Yükler, şöyle dedi: “Medyadaki eril dilin neden oluştuğu, nasıl oluştuğu ve neden bu kadar yaygın olduğu ile ilgili temeldeki sorunlar ataerkil sistemin varlığından kaynaklanıyor. Ve bu erkek egemen dünya medya diline yansıyor. Kadın cinayetinden başka bir şey de konuşmak lazım. Ama medyanın kadını gördüğü yer üçüncü sayfa haberi ve magazin sayfası haberi oluyor. Toplumda kadına dair nasıl bir bakış açısı varsa, yaygın medyada da o haberleri görüyoruz. Nedeni de ataerkil sistemin medya alanında da hakim olması.”

Yükler, medyada hayvan katliamlarının çok normal görülmesinin ya da doğaya zarar verecek herhangi bir olayın görmezden gelinmesinin de ayı eril hakimiyetin ve dilin ürünü olduğuna işaret etti.

‘KARAR MERCİİNİN ERKEK OLMASI BİR SORUN’

Medyanın üretim merciinden karar merciine kadar yoğunlukla erkeklerin hâkim olduğu çalışma alanının olduğunu söyleyen Yükler, “Genellikle kadınların çalıştıkları yer de üretim merkezi oluyor.
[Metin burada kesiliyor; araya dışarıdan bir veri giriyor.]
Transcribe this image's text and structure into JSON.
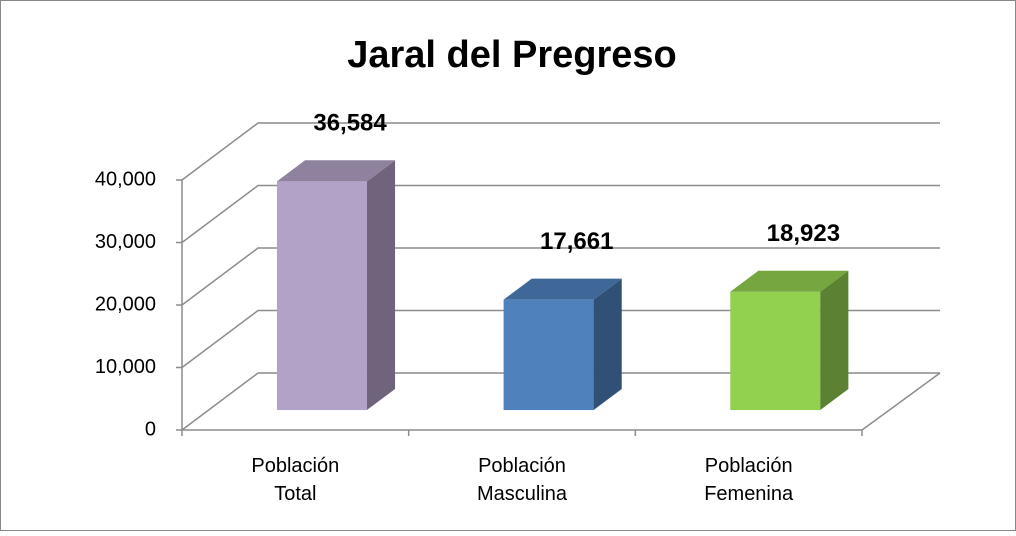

Yani muhabirler, editör kısmında çalışıyor. Yazı işleri müdürü, haber müdürü, genel yayın yönetmeni gibi alanlarda kadınların sayısının oldukça az olduğunu görüyoruz. Düşünün alandan haber yapmak isteyen muhabirsiniz. Kadınlarla ilgili bir haber yapmak istiyorsunuz ama bu habere karar verecek olan kişi erkek oluyor. Erkek müdürünüzün, erkek editörünüzün inisiyatifine kalmış bir şey. Beğenirse o haber yapılır, beğenmezse yapılmaz. Ya da görmek istediği şeklinde yapılır” dedi.

‘ŞİDDETİN AYRINTISI VE GÖRSELİ KULLANILIYOR’

Muhalif medya alanlarında da eril dilin yansımalarını gördüklerine dikkat çeken Yükler, şöyle devam etti: “Ana akım medya kadın cinayetine, cinsel istismar haberlerine nasıl yaklaşıyorsa alternatif medya dediğimiz yayın organlarında da aynı dili ya da benzer yaklaşımı görüyoruz. Şiddet zaten dille ve görsellikle üretiliyor. Bıçakla öldürülmüşse bıçaklı fotoğrafını, hemen ardından da kadının nasıl öldürüldüğünü, kadının nasıl tecavüze uğratıldığının anlatıldığını görüyoruz.”

Medyada genellik "tek taraflı" haber metinleri yazıldığını söyleyen Yükler, “Bu tek taraflı haberlerde failin iddialarını, failin gerekçelerini okuyoruz. Şiddetin anlatısını yapmak, mahremiyet ilkesini ihlal etmek demek. Toplumsal sistemde şiddetin anlatılması topluma zevk veren ve şehvet getiren bir unsur olarak görüyoruz” ifadelerini kullandı.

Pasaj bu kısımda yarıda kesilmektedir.